See the rounding error for yourself
Because a float has only finitely many mantissa bits, most real numbers get rounded to the nearest
value it can represent. The famous case: 0.1 and
0.2 each round slightly, and the tiny errors add up. Run this — the answer
is not what school arithmetic promises:
// Every JavaScript/TypeScript number is a 64-bit float.
const a: number = 0.1;
const b: number = 0.2;
const sum: number = a + b;
console.log("0.1 + 0.2 =", sum); // NOT exactly 0.3
console.log("Is it 0.3?", sum === 0.3); // false!
console.log("The gap:", sum - 0.3); // a tiny leftover error
// 0.1 in binary is a recurring fraction, so it can't be stored exactly:
console.log("0.1 to 20 dp:", (0.1).toFixed(20));
The lesson every programmer learns: never test floating-point numbers for exact
equality. Instead, check that they are close enough:
const sum: number = 0.1 + 0.2;
// Compare within a tiny tolerance instead of using ===
const closeEnough: boolean = Math.abs(sum - 0.3) < 1e-9;
console.log("0.1 + 0.2 within 1e-9 of 0.3?", closeEnough); // true
A floating-point number is almost always an approximation, not the exact value.

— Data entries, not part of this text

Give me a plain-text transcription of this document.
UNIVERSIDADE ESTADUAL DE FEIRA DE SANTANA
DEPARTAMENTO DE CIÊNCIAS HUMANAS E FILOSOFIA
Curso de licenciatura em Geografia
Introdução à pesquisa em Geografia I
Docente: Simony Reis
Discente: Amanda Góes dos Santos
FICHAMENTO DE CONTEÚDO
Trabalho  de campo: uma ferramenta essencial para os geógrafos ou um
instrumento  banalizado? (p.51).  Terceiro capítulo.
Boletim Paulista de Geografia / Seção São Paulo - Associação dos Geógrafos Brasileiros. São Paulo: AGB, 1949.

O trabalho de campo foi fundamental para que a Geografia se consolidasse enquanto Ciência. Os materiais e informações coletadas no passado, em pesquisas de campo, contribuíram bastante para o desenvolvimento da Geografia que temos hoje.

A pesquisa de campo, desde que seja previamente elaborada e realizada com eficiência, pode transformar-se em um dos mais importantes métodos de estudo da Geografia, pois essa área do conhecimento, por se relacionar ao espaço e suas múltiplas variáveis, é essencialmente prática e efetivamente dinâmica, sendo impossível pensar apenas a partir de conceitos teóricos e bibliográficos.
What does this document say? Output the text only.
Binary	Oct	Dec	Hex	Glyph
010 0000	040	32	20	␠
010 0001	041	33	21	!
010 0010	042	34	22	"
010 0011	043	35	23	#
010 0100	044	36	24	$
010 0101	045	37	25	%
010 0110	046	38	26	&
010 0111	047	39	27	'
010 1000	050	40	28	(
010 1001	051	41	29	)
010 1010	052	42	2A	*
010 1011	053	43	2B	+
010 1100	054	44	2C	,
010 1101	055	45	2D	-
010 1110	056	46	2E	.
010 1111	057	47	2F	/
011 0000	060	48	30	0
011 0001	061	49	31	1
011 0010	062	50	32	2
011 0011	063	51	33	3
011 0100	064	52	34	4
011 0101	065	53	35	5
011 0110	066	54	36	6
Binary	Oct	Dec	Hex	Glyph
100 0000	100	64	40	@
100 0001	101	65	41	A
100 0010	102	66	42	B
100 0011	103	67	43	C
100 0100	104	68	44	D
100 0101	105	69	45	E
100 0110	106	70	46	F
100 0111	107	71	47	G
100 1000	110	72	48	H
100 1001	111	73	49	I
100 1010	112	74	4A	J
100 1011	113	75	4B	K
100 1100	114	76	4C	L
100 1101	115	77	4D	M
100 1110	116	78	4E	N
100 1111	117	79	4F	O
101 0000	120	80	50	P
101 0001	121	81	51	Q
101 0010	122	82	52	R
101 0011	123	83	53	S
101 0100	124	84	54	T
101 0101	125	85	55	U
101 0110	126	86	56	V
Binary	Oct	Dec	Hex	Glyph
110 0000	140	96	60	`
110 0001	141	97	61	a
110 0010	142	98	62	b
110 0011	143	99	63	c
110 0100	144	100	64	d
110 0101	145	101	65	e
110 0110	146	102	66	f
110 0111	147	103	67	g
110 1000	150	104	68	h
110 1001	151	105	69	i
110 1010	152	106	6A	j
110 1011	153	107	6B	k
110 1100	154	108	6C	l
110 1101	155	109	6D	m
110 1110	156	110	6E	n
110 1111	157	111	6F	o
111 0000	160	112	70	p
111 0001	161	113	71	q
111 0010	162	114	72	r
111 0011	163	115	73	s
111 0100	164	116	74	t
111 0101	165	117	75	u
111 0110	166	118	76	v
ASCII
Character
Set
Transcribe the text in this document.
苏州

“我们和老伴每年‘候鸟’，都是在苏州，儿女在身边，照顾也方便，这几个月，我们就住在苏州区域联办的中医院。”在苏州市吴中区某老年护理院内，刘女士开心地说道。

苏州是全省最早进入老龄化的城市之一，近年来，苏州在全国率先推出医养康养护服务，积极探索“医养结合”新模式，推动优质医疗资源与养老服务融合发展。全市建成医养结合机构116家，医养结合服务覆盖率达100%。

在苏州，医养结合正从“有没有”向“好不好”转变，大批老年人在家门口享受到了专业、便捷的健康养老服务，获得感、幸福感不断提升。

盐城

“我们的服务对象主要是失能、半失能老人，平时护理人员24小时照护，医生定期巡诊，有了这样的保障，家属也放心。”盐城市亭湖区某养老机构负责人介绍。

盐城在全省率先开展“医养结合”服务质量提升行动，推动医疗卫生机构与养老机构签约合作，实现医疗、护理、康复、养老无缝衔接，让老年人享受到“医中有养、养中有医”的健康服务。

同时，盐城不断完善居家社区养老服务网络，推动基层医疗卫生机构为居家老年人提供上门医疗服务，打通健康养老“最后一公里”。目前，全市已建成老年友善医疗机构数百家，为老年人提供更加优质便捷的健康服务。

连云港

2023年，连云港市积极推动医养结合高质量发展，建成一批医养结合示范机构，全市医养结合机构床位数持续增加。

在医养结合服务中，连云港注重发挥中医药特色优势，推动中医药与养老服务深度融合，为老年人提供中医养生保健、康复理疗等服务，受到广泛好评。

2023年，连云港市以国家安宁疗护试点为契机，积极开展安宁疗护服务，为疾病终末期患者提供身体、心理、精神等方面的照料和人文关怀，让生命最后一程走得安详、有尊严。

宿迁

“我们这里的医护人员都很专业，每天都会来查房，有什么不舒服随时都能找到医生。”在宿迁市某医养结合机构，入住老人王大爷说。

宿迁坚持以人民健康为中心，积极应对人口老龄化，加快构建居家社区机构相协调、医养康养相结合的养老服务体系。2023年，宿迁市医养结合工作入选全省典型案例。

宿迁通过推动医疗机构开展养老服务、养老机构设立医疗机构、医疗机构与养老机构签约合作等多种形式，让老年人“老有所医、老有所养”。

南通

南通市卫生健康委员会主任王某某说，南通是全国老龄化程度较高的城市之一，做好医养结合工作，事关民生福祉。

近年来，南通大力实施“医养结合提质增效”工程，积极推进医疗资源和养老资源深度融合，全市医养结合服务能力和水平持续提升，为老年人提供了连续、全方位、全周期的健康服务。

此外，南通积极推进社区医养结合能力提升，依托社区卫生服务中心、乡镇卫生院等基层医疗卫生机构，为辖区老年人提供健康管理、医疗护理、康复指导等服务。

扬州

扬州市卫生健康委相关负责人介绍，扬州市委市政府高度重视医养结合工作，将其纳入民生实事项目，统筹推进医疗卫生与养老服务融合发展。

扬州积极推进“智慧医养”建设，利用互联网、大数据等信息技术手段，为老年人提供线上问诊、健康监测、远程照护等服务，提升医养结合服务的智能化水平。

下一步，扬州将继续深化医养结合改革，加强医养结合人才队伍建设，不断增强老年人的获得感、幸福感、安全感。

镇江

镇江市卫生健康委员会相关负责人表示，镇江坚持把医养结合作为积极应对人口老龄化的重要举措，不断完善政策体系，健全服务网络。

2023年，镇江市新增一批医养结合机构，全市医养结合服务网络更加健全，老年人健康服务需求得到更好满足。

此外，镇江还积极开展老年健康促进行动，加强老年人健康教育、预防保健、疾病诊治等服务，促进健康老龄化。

Just as \tfrac{1}{3} = 0.333\ldots never terminates in decimal, the
friendly decimal 0.1 is a recurring fraction in binary
(0.0001100110011\ldots_2) and simply cannot be written exactly in any
finite mantissa. So the computer stores the nearest representable value, and that rounding error is
real: it accumulates across a long calculation, which is why you must
never use == to compare floats — compare within a small tolerance
instead.
The same finiteness drives the precision-vs-range trade-off: with a fixed word
size you cannot have both maximum precision and maximum range at once. Spend bits on the
mantissa and you buy accuracy but shrink your reach; spend them on the exponent and you buy reach
but coarsen every value. Choosing that split wisely — or reaching for a double — is
part of the job.
The older, simpler scheme was fixed-point: the binary point sits at one agreed
column and never moves, so every value has the same number of fractional bits. That's easy but
wasteful — you can't represent both 0.0001 and
10000.0 well with the same fixed split. Floating-point lets the point
float: the exponent field records where the point currently sits, so it can move to wherever
the number needs it. Same total bits, dramatically more useful range.